GPS program sends students in direction of college and careers

2013-03-15T06:00:00Z 2013-03-15T08:32:31Z GPS program sends students in direction of college and careersBy Phyllis Coulter |

BLOOMINGTON — Danyelle Mathews, a high school senior at the Regional Alternative School in Bloomington, is getting a real taste of college by taking a series of workshops at her school while earning a college credit.

“It’s awesome to have an opportunity like this. It’s really got my hopes up by succeeding in this class,” said Mathews, 19 of Normal. Mathews, who had previously struggled with her grades at Normal Community West High School, has good grades now and is considering a career in psychology.

She’s one of 12 high school juniors and seniors at the DeWitt-Livingston-McLean Regional Alternative School taking the Guided Path to Success (GPS) program, which offers coaching, study skills and a free college credit upon satisfactory completion. The GPS program, offered by Heartland Community College, helps students transition from high school to the next steps in life, said school Director Glenn Hoffmann.

Too often parents and students set their sights on graduating from high school but don’t thoroughly consider the next step, he said. Some students see high school graduation as the finish line, but it really is the starting line, he said.

Dalton Rankin, 18, of Normal is excited about the college credit he is earning. Rankin, who had an individualized education program in reading and writing, said he has done well on the college-level writing assignments, and that has given him more confidence.

“I’m pretty proud of myself, actually,” said Rankin, who hopes to be a diesel mechanic or a welder.
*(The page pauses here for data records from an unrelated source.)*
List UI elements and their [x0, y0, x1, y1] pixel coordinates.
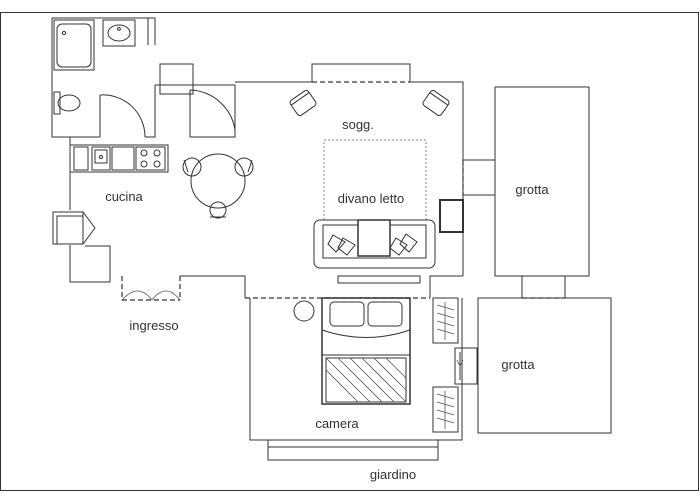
passage	[462, 159, 495, 196]
sofa-icon	[313, 219, 436, 269]
armchair-icon	[422, 89, 450, 117]
label-ingresso: ingresso	[129, 318, 178, 333]
bedroom	[249, 297, 478, 461]
label-giardino: giardino	[370, 467, 416, 482]
bathroom	[51, 17, 156, 138]
toilet-icon	[53, 91, 81, 115]
label-divano-letto: divano letto	[338, 191, 405, 206]
label-grotta-1: grotta	[515, 182, 549, 197]
bathroom-door	[99, 94, 146, 138]
grotta-room-1	[494, 86, 590, 277]
sink-icon	[91, 146, 111, 171]
chair-icon	[182, 157, 202, 177]
grotta-connector	[521, 276, 566, 299]
chair-icon	[234, 157, 254, 177]
kitchen-counter	[70, 144, 169, 173]
chair-icon	[209, 201, 227, 219]
hall-door	[189, 89, 236, 137]
page-frame	[0, 12, 699, 491]
fridge-icon	[52, 211, 96, 245]
plant-icon	[293, 300, 315, 322]
wardrobe-icon	[432, 386, 459, 433]
cabinet	[159, 63, 194, 95]
stove-icon	[135, 146, 166, 171]
hall	[155, 63, 236, 138]
armchair-icon	[289, 89, 317, 117]
shower-icon	[53, 19, 95, 71]
dining-table	[182, 153, 254, 219]
sink-icon	[102, 19, 136, 47]
label-cucina: cucina	[105, 189, 143, 204]
label-soggiorno: sogg.	[342, 117, 374, 132]
grotta-room-2	[477, 297, 612, 434]
wardrobe-icon	[432, 297, 459, 344]
grotta-door	[454, 347, 478, 385]
label-grotta-2: grotta	[501, 357, 535, 372]
entrance-door	[121, 276, 181, 301]
bed-icon	[321, 297, 411, 405]
label-camera: camera	[315, 416, 359, 431]
tv-cabinet	[439, 199, 464, 233]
Workshops include: Targeting Success, Exploring Healthy Lifestyles, Understanding Civic responsibility, Planning Personal Finances and Transitioning to College.
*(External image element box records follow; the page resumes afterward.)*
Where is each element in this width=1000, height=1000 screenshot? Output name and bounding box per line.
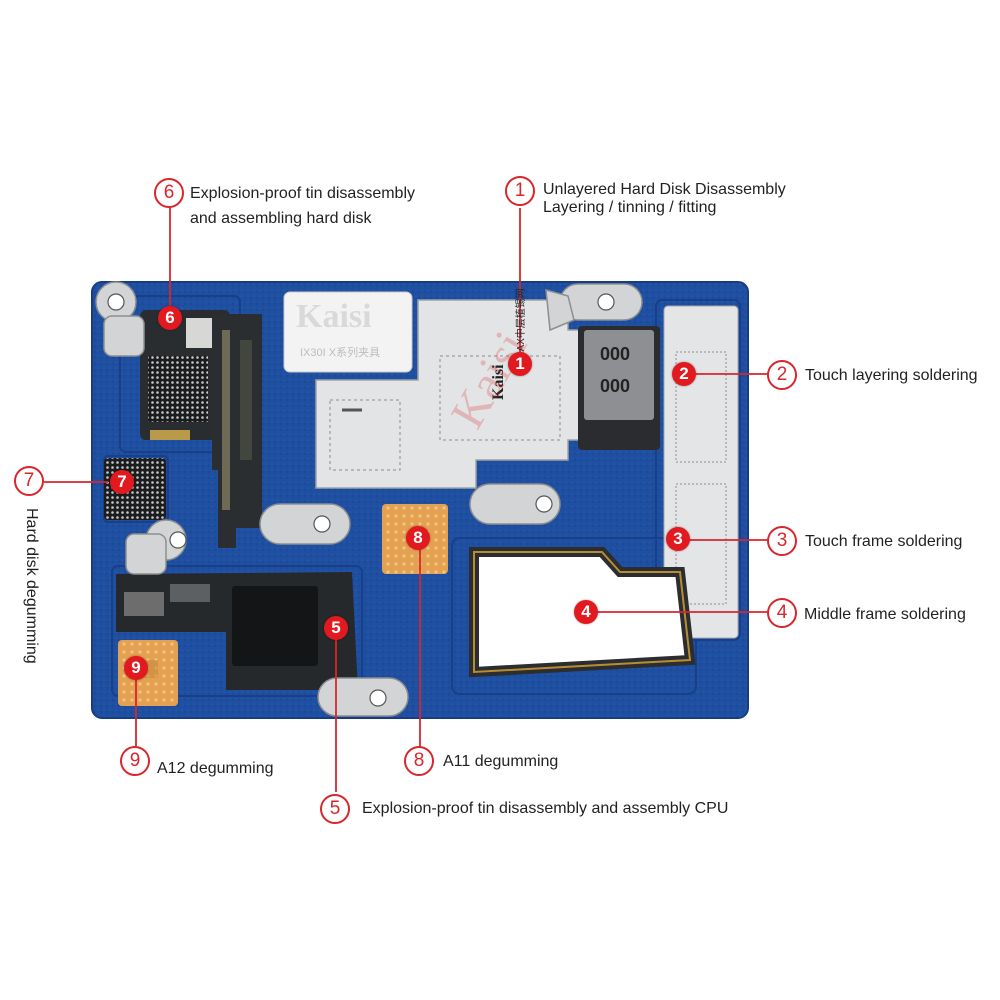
callout-6-line-2: and assembling hard disk xyxy=(190,210,372,227)
callout-3-label: Touch frame soldering xyxy=(805,533,963,550)
model-text: IX30I X系列夹具 xyxy=(300,347,381,359)
marker-5: 5 xyxy=(324,616,348,640)
marker-7: 7 xyxy=(110,470,134,494)
marker-4: 4 xyxy=(574,600,598,624)
logic-board-strip xyxy=(212,314,262,548)
marker-6: 6 xyxy=(158,306,182,330)
marker-1: 1 xyxy=(508,352,532,376)
leader-lines xyxy=(44,206,768,792)
callout-9-number: 9 xyxy=(120,746,150,776)
callout-8-number: 8 xyxy=(404,746,434,776)
callout-5-label: Explosion-proof tin disassembly and asse… xyxy=(362,800,729,817)
callout-1-number: 1 xyxy=(505,176,535,206)
sim-holder: 000 000 xyxy=(578,326,660,450)
callout-4-label: Middle frame soldering xyxy=(804,606,966,623)
brand-plate xyxy=(283,291,413,373)
stencil-plate xyxy=(315,299,581,489)
callout-1-line-1: Unlayered Hard Disk Disassembly xyxy=(543,181,786,198)
callout-6-number: 6 xyxy=(154,178,184,208)
hard-disk-board xyxy=(140,310,230,440)
svg-text:000: 000 xyxy=(600,344,630,364)
marker-2: 2 xyxy=(672,362,696,386)
marker-9: 9 xyxy=(124,656,148,680)
marker-8: 8 xyxy=(406,526,430,550)
cpu-board xyxy=(116,572,358,690)
svg-text:000: 000 xyxy=(600,376,630,396)
callout-3-number: 3 xyxy=(767,526,797,556)
clamp-group xyxy=(95,281,643,717)
callout-5-number: 5 xyxy=(320,794,350,824)
callout-7-label: Hard disk degumming xyxy=(23,508,40,664)
callout-1-label: Unlayered Hard Disk Disassembly Layering… xyxy=(543,179,786,219)
callout-4-number: 4 xyxy=(767,598,797,628)
callout-6-line-1: Explosion-proof tin disassembly xyxy=(190,185,415,202)
brand-logo: Kaisi xyxy=(296,298,372,335)
callout-6-label: Explosion-proof tin disassembly and asse… xyxy=(190,183,415,230)
callout-8-label: A11 degumming xyxy=(443,753,559,770)
callout-2-number: 2 xyxy=(767,360,797,390)
callout-1-line-2: Layering / tinning / fitting xyxy=(543,199,717,216)
touch-stencil-strip xyxy=(663,305,739,639)
marker-3: 3 xyxy=(666,527,690,551)
callout-9-label: A12 degumming xyxy=(157,760,274,777)
callout-7-number: 7 xyxy=(14,466,44,496)
callout-2-label: Touch layering soldering xyxy=(805,367,978,384)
Mathews said Mastering Time Management was the most helpful class for her, and Rankin said his favorite was Motivating Self.

Of the 12 students taking the program at the alternative school, 83 percent are low income, so getting a free college credit means a lot.

The program is a Heartland initiative in which students attend classes at their home school while earning credit and getting “mentally prepared for college,” said Syreeta Williams, a Heartland academic adviser.

The program also continues into college. “It helps with motivation in college — to see an end goal especially in those first few years and stay on track,” said Heartland academic adviser Jen Vieley.  

GPS is taught by Heartland instructors at area schools, including Hammitt (at The Baby Fold), Normal Community, El Paso-Gridley, Hartsburg-Emden, Central Catholic and Lincoln high schools, Calvary Christian Academy and Livingston Area Career Center in Pontiac.